A corrida aconteceria no distante autódromo de Kyalami, mas os dois pilotos brasileiros, motivados pelo bom desempenho de suas máquinas nos treinos classificatórios, estavam se sentindo em casa na África do Sul. Embora com metas distintas, Nelson Piquet e Ayrton Senna respiravam o mesmo otimismo para o segundo GP da temporada de 1984.
Piquet mostrou sua intimidade com o circuito sul-africano e registrou a pole-position com direito a quebra de recorde oficial da pista: 1m04s871, velocidade média de 227,69 km/h.
Além de ser impulsionada pelo poderoso motor BMW, sua Brabham era equipada com pneus Michelin – de rendimento superior aos Goodyear de Keke Rosberg, da Williams, e Nigel Mansell, da Lotus, segundo e terceiro tempos. Por tudo isso, Piquet era o grande favorito em Kyalami.
Senna, por outro lado, tinha pretensões proporcionais as possibilidades de seu Toleman/Hart com pneus Pirelli – e, por isso, celebrou bastante a 13a posição no grid. A marca de 1m06s981 o posicionou a frente de Ricardo Patrese e Andreas de Cesaris, primeiro e segundo colocados da prova no ano anterior, e o deixou a apenas seis milésimos de segundo de Manfred Winkelhock, o mais rápido entre os que corriam com pneus Pirelli. A diferença era que o alemão da ATS tinha um motor BMW, ao menos 100 cv mais potente do que o Hart 415-T do brasileiro. De qualquer forma, para Senna, o maior objetivo era terminar a prova; chegar a zona de pontuação, em sua segunda disputa na Fórmula 1, seria a glória – que até poderia estar a seu alcance, por que não?
Estou muito entusiasmado para essa corrida. Meu carro está perfeitamente equilibrado e, mesmo com o tanque de combustível cheio, ele está mais estável e fácil de guiar que em qualquer momento do GP do Brasil, declarou Senna, elogiando os pneus Pirelli e acenando com uma possível estratégia para a prova. Eles não perderam a aderência mesmo quando gastos. Pode ser que na corrida eu nem pare para trocá-los.
APREENSÃO E ALÍVIO
Quatro horas antes da largada, durante os treinos livres da manhã de 7 de abril de 1984, um susto em Kyalami; a Osella de Piercarlo Ghinzani chocou-se a 220 km/h contra um guard-rail, em um impacto que fez o carro partir-se em dois e arder em chamas. A lembrança do acidente que vitimara Ricardo Paletti – também italiano e também da Osella – no GP do Canadá de 1983, menos de um ano antes, foi inevitável.

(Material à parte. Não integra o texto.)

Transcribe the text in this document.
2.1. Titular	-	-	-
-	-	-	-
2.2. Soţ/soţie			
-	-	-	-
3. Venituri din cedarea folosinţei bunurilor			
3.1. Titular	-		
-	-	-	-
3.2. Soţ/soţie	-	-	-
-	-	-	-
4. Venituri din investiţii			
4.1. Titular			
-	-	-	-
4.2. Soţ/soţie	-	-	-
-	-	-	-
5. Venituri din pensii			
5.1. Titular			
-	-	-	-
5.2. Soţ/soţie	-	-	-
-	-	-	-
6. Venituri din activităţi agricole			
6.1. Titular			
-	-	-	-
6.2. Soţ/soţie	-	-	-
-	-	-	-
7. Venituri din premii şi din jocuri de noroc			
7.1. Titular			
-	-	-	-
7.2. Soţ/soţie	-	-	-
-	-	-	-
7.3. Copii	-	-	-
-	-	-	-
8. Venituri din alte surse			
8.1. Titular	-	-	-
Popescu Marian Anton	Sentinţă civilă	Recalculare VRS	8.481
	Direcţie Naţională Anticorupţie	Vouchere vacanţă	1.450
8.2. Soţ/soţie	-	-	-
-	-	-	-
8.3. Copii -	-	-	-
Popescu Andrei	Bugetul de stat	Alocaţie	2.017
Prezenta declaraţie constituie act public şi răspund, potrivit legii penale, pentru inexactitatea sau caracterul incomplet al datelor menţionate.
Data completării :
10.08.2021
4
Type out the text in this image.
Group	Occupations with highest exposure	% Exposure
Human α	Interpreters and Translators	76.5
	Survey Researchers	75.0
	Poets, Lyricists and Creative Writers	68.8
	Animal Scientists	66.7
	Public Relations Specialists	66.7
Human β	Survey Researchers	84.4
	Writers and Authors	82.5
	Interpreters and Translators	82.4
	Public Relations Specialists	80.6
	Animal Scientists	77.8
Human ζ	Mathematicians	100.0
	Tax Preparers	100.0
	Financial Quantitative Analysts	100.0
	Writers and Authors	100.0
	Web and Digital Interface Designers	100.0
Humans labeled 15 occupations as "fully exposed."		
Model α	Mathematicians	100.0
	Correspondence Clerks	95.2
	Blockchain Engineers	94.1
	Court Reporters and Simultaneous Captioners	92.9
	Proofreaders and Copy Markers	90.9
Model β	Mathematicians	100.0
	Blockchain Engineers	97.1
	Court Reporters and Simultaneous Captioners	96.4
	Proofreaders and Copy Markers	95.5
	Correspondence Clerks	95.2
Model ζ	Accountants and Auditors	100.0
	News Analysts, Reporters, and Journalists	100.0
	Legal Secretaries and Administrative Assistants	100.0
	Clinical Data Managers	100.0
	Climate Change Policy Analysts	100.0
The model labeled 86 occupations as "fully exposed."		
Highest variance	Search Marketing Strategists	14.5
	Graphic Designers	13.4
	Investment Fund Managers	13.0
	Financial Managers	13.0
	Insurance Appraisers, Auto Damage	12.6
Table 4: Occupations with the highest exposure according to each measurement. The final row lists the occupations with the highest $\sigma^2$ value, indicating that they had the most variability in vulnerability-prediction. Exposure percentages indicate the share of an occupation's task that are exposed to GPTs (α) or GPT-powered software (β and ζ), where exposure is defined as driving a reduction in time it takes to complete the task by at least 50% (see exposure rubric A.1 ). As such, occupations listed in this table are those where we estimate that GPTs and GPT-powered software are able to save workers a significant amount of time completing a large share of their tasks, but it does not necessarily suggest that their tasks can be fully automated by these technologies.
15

Milagrosamente, nada de mais sério aconteceu com Ghinzani, que sofreu apenas cortes e queimaduras leves.
DRAMA COM FINAL FELIZ
Quando os motores roncaram para o Grande Prêmio da África do Sul, os brasileiros perceberam, a duras penas, que o roteiro idealizado antes da corrida não seria encenado na prática.
Piquet liderava a prova até a 22a volta, quando parou para trocar os pneus; no retorno, voltou em sexto, recuperando as posições até chegar ao segundo lugar. Estava então atrás de Niki Lauda, da McLaren, e parecia que era questão de tempo para recuperar a ponta – mas, na 30a volta, voltou para o box da Brabham e abandonou, com problemas no turbo.
Senna, por outro lado, sofreu desde as primeiras voltas – mas teve seu esforço recompensado. Logo no início da prova, o bico da Toleman se soltou, deixando o carro pesado e duro de dirigir. Fiel a estratégia de não parar nos boxes, Ayrton pesou os riscos e manteve na pista.
Chegou a cair para o 15a colocação; no entanto, com as quebras e os pit stops dos pilotos que estavam a sua frente, avançou até o sétimo lugar, quando finalmente precisou parar também para trocar os pneus, a essa altura já impraticáveis. O brasileiro voltou na décima posição e contou com os abandonos de Jacques Lafitte, Stefan Bellof, Patrick Tambay e Michele Alboreto para cruzar a linha de chegada na tão almejada sexta colocação.
Ao chegar nos boxes, o esforço físico para controlar o carro finalmente cobrou seu tributo: esgotado, com dores nos ombros e câimbras no pescoço, Senna desmaiou e foi levado ao centro médico do autódromo, onde ficaria sob observação por quase duas horas.
Ele e seu primeiro pontinho na Fórmula 1. Valeu a pena.